Когда человеку в жизни не сладко, когда человеку уже не во что верить, он вспоминает о Боге.

Холодов свято верил, что в его силах прожить честную и достойную жизнь. Такую, чтобы его дети могли гордиться им. «Если у меня так получилось, пусть случиться мне уроком». О семье всё чаще и чаще думалось Дмитрию. Как-то понималась ему легко его предстоящая жизнь, на пороге которой он находился. И понимание это к нему пришло через… нет, не безразличие и холодность. Судьба таких, как он, далеко не безразлична многим. Безучастие… Безучастие из обстоятельств. Суета разделяет два мира. За забором с одной стороны и за забором с другой стороны. Суета у одних, и безысходность других. У них свои заботы. Остаётся пребывать со своими обстоятельствами. Он много думал. В колонии долгими бессонными ночами отдаёшься мечтам. Легко никогда не приходилось. И, когда совсем было невмоготу, он брал в руки библию. Открывал её безразлично на какой странице и обязательно находил в ней ответ. Он научил себя не винить людей в происходящем. И он решил: руки ноги есть, голова – слава Богу, не жалуюсь: сам смогу расставить всё по местам в своей жизни. С этими мыслями он стал по другому относиться даже к так ненавистным любому заключённому люду воспитателям, надзирателям, оперативникам и всей братии юстиции, осуществляющей за ним надзор. Нет, не душа нараспашку, конечно, к ним, но со словами «к чему винить того, кто сам не ведает, что творит». «Так есть… И это обстоятельства… Считаться с ними придётся», – думал так, и ему становилось легче. Злоба если и появлялась, то от этих мыслей она куда-то мигом улетучивалась. «Если бы на земле жил хоть один ангел, то земля представлялась бы Раем», – думая так, он поднимался духом, и обстоятельства начинали представляться ничтожными, что помогало преодолевать их.

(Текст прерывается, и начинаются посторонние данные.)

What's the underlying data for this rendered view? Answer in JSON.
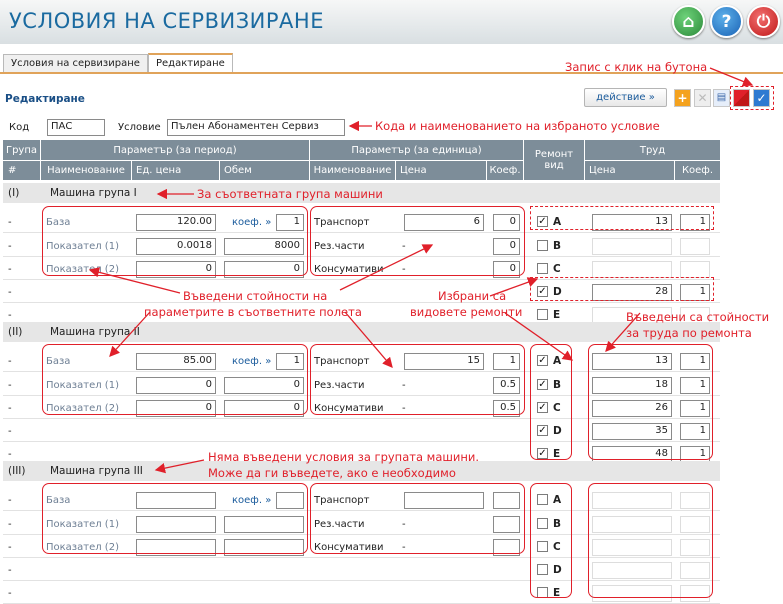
{
  "app": {
    "title": "УСЛОВИЯ НА СЕРВИЗИРАНЕ",
    "icons": [
      "home-icon",
      "help-icon",
      "power-icon"
    ]
  },
  "tabs": [
    {
      "label": "Условия на сервизиране"
    },
    {
      "label": "Редактиране"
    }
  ],
  "section": {
    "title": "Редактиране"
  },
  "toolbar": {
    "action_label": "действие »",
    "icons": [
      "add-icon",
      "delete-icon",
      "list-icon",
      "cancel-icon",
      "save-icon"
    ]
  },
  "form": {
    "code_label": "Код",
    "code_value": "ПАС",
    "cond_label": "Условие",
    "cond_value": "Пълен Абонаментен Сервиз"
  },
  "header": {
    "group": "Група",
    "group_num": "#",
    "param_period": "Параметър (за период)",
    "name": "Наименование",
    "unit_price": "Ед. цена",
    "volume": "Обем",
    "param_unit": "Параметър (за единица)",
    "name2": "Наименование",
    "price": "Цена",
    "coef": "Коеф.",
    "repair": "Ремонт вид",
    "labor": "Труд",
    "labor_price": "Цена",
    "labor_coef": "Коеф."
  },
  "dash": "-",
  "coef_label": "коеф. »",
  "groups": [
    {
      "num": "(I)",
      "name": "Машина група I",
      "period": [
        {
          "name": "База",
          "price": "120.00",
          "coef": "1"
        },
        {
          "name": "Показател (1)",
          "price": "0.0018",
          "volume": "8000"
        },
        {
          "name": "Показател (2)",
          "price": "0",
          "volume": "0"
        }
      ],
      "unit": [
        {
          "name": "Транспорт",
          "price": "6",
          "coef": "0"
        },
        {
          "name": "Рез.части",
          "price": "-",
          "coef": "0"
        },
        {
          "name": "Консумативи",
          "price": "-",
          "coef": "0"
        }
      ],
      "repairs": [
        {
          "type": "A",
          "checked": true,
          "price": "13",
          "coef": "1"
        },
        {
          "type": "B",
          "checked": false,
          "price": "",
          "coef": ""
        },
        {
          "type": "C",
          "checked": false,
          "price": "",
          "coef": ""
        },
        {
          "type": "D",
          "checked": true,
          "price": "28",
          "coef": "1"
        },
        {
          "type": "E",
          "checked": false,
          "price": "",
          "coef": ""
        }
      ]
    },
    {
      "num": "(II)",
      "name": "Машина група II",
      "period": [
        {
          "name": "База",
          "price": "85.00",
          "coef": "1"
        },
        {
          "name": "Показател (1)",
          "price": "0",
          "volume": "0"
        },
        {
          "name": "Показател (2)",
          "price": "0",
          "volume": "0"
        }
      ],
      "unit": [
        {
          "name": "Транспорт",
          "price": "15",
          "coef": "1"
        },
        {
          "name": "Рез.части",
          "price": "-",
          "coef": "0.5"
        },
        {
          "name": "Консумативи",
          "price": "-",
          "coef": "0.5"
        }
      ],
      "repairs": [
        {
          "type": "A",
          "checked": true,
          "price": "13",
          "coef": "1"
        },
        {
          "type": "B",
          "checked": true,
          "price": "18",
          "coef": "1"
        },
        {
          "type": "C",
          "checked": true,
          "price": "26",
          "coef": "1"
        },
        {
          "type": "D",
          "checked": true,
          "price": "35",
          "coef": "1"
        },
        {
          "type": "E",
          "checked": true,
          "price": "48",
          "coef": "1"
        }
      ]
    },
    {
      "num": "(III)",
      "name": "Машина група III",
      "period": [
        {
          "name": "База",
          "price": "",
          "coef": ""
        },
        {
          "name": "Показател (1)",
          "price": "",
          "volume": ""
        },
        {
          "name": "Показател (2)",
          "price": "",
          "volume": ""
        }
      ],
      "unit": [
        {
          "name": "Транспорт",
          "price": "",
          "coef": ""
        },
        {
          "name": "Рез.части",
          "price": "-",
          "coef": ""
        },
        {
          "name": "Консумативи",
          "price": "-",
          "coef": ""
        }
      ],
      "repairs": [
        {
          "type": "A",
          "checked": false
        },
        {
          "type": "B",
          "checked": false
        },
        {
          "type": "C",
          "checked": false
        },
        {
          "type": "D",
          "checked": false
        },
        {
          "type": "E",
          "checked": false
        }
      ]
    }
  ],
  "annotations": {
    "save": "Запис с клик на бутона",
    "code": "Кода и наименованието на избраното условие",
    "group": "За съответната група машини",
    "values_1": "Въведени стойности на",
    "values_2": "параметрите в съответните полета",
    "selected_1": "Избрани са",
    "selected_2": "видовете ремонти",
    "labor_1": "Въведени са стойности",
    "labor_2": "за труда по ремонта",
    "none_1": "Няма въведени условия за  групата машини.",
    "none_2": "Може да ги въведете, ако е необходимо"
  },
  "colors": {
    "title": "#1a6aa0",
    "header_bg": "#7d8d99",
    "annotation": "#e0202a",
    "tab_accent": "#e0a35a"
  }
}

При всём он видел себя в будущем. Но ситуация, сложившаяся вокруг него сейчас, ввела его в затруднение. Его задела история новичка, переведённого в другой детский дом. Друзья успели полюбить того. Безучастие, которое всегда преследует его, играло сейчас над ними обоими злую шутку. Он не мог и не хотел оставаться безучастным. Холодов знал, что нужно делать… но тогда ему придётся нарушить собой же данное перед иконами обет не порождать зло, не быть источником его. Самое неприятное, что его задерживало, так это то, что для достижения своей цели ему придётся использовать методы, присущие тому миру, с которым он был глубоко не согласен. Но зато он может вернуть пацана обратно, ближе к матери. В этом он был он твёрдо уверен. Так что важнее?

Было трудно… Дмитрий запутался. Он вспомнил о Боге…

Неразрешимая стояла перед ним задача. Холодов шёл в храм.

Войдя в церковь, он осведомился в свечной лавке – можно ли поговорить с кем-то из священнослужителей. Торговавшая там пожилая женщина указала в дальнюю часть помещения, где говорил с прихожанами отец Серафим.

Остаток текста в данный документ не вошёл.